Doctors encounter knowledge gap but Farmington physician Jean Antonucci said that she persists to sense disinclination when counseling ill patients about the importance of the drug. Patients are yet asking questions like will it help her glaucoma or chronic pain. The chemotherapy is leaving her nauseous. Is cannabis the answer to this dilemma? But she is still totally unaware of this problem.
Antonucci is not aware of the fact that if marijuana is the equitable way to cure a disease, what is a suitable dose and how can it be taken in the body, smoke it, eat it, rub it through oil or vaporize it. As with most of the doctors she had not received training to answer these questions. The subject matter is not taught in medical school, experienced doctors and the younger lot really finds it difficult to comprehend with it.

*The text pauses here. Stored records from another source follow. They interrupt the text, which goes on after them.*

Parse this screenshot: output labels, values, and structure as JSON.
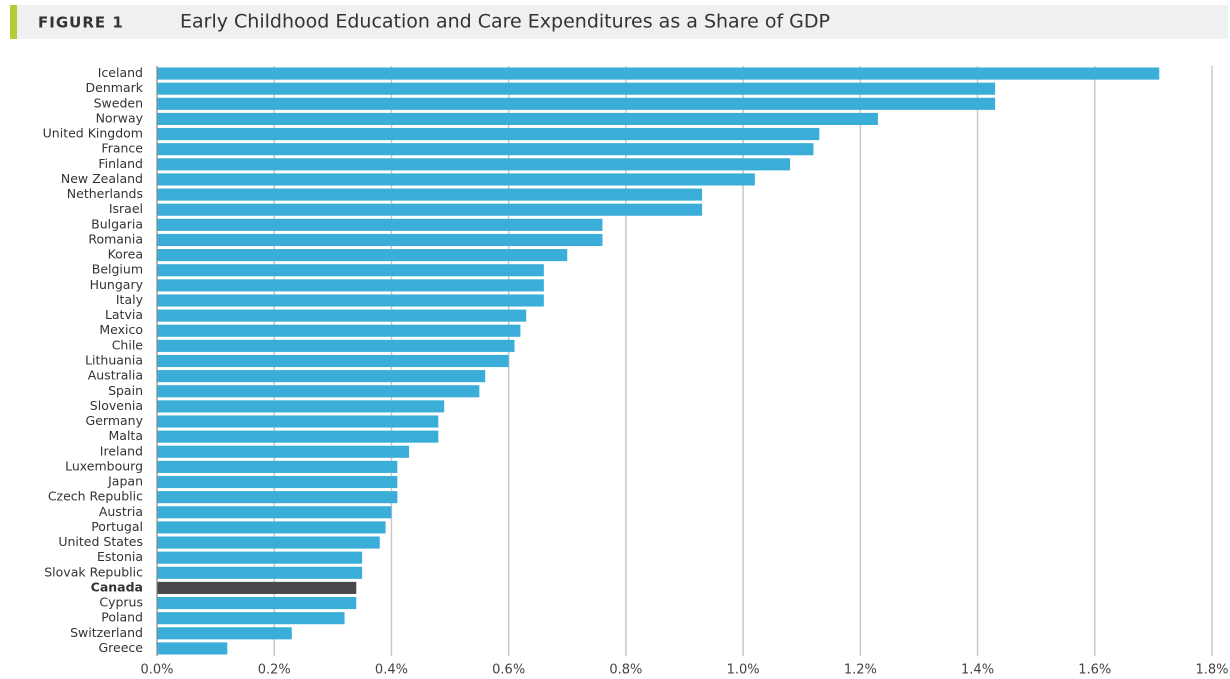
{
  "chart_data": {
    "type": "bar",
    "orientation": "horizontal",
    "figure_label": "FIGURE 1",
    "title": "Early Childhood Education and Care Expenditures as a Share of GDP",
    "categories": [
      "Iceland",
      "Denmark",
      "Sweden",
      "Norway",
      "United Kingdom",
      "France",
      "Finland",
      "New Zealand",
      "Netherlands",
      "Israel",
      "Bulgaria",
      "Romania",
      "Korea",
      "Belgium",
      "Hungary",
      "Italy",
      "Latvia",
      "Mexico",
      "Chile",
      "Lithuania",
      "Australia",
      "Spain",
      "Slovenia",
      "Germany",
      "Malta",
      "Ireland",
      "Luxembourg",
      "Japan",
      "Czech Republic",
      "Austria",
      "Portugal",
      "United States",
      "Estonia",
      "Slovak Republic",
      "Canada",
      "Cyprus",
      "Poland",
      "Switzerland",
      "Greece"
    ],
    "values": [
      1.71,
      1.43,
      1.43,
      1.23,
      1.13,
      1.12,
      1.08,
      1.02,
      0.93,
      0.93,
      0.76,
      0.76,
      0.7,
      0.66,
      0.66,
      0.66,
      0.63,
      0.62,
      0.61,
      0.6,
      0.56,
      0.55,
      0.49,
      0.48,
      0.48,
      0.43,
      0.41,
      0.41,
      0.41,
      0.4,
      0.39,
      0.38,
      0.35,
      0.35,
      0.34,
      0.34,
      0.32,
      0.23,
      0.12
    ],
    "color": "#3aaed8",
    "highlight": {
      "index": 34,
      "color": "#48484e"
    },
    "xlim": [
      0,
      1.8
    ],
    "xticks": [
      {
        "value": 0,
        "label": "0.0%"
      },
      {
        "value": 0.2,
        "label": "0.2%"
      },
      {
        "value": 0.4,
        "label": "0.4%"
      },
      {
        "value": 0.6,
        "label": "0.6%"
      },
      {
        "value": 0.8,
        "label": "0.8%"
      },
      {
        "value": 1.0,
        "label": "1.0%"
      },
      {
        "value": 1.2,
        "label": "1.2%"
      },
      {
        "value": 1.4,
        "label": "1.4%"
      },
      {
        "value": 1.6,
        "label": "1.6%"
      },
      {
        "value": 1.8,
        "label": "1.8%"
      }
    ],
    "grid": true
  }
}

Though Antonucci said that she keeps herself abreast of various scientific findings, it is exasperating to help patients and not know what it is all about. The amount of states permitting medical marijuana increases, the total has reached 25 plus the District of Columbia, some are putting efforts towards bridging the knowledge gap with physician training programs. States are commencing to need doctors to take persistent medical education courses that describe how the marijuana communicates with the nervous system and other pharmaceuticals and its side effects.
Though laws differ, they have habitual composition. They normally establish a procedure by which states initiate marijuana dispensaries, where patient possessing eligible medical order can have the drug.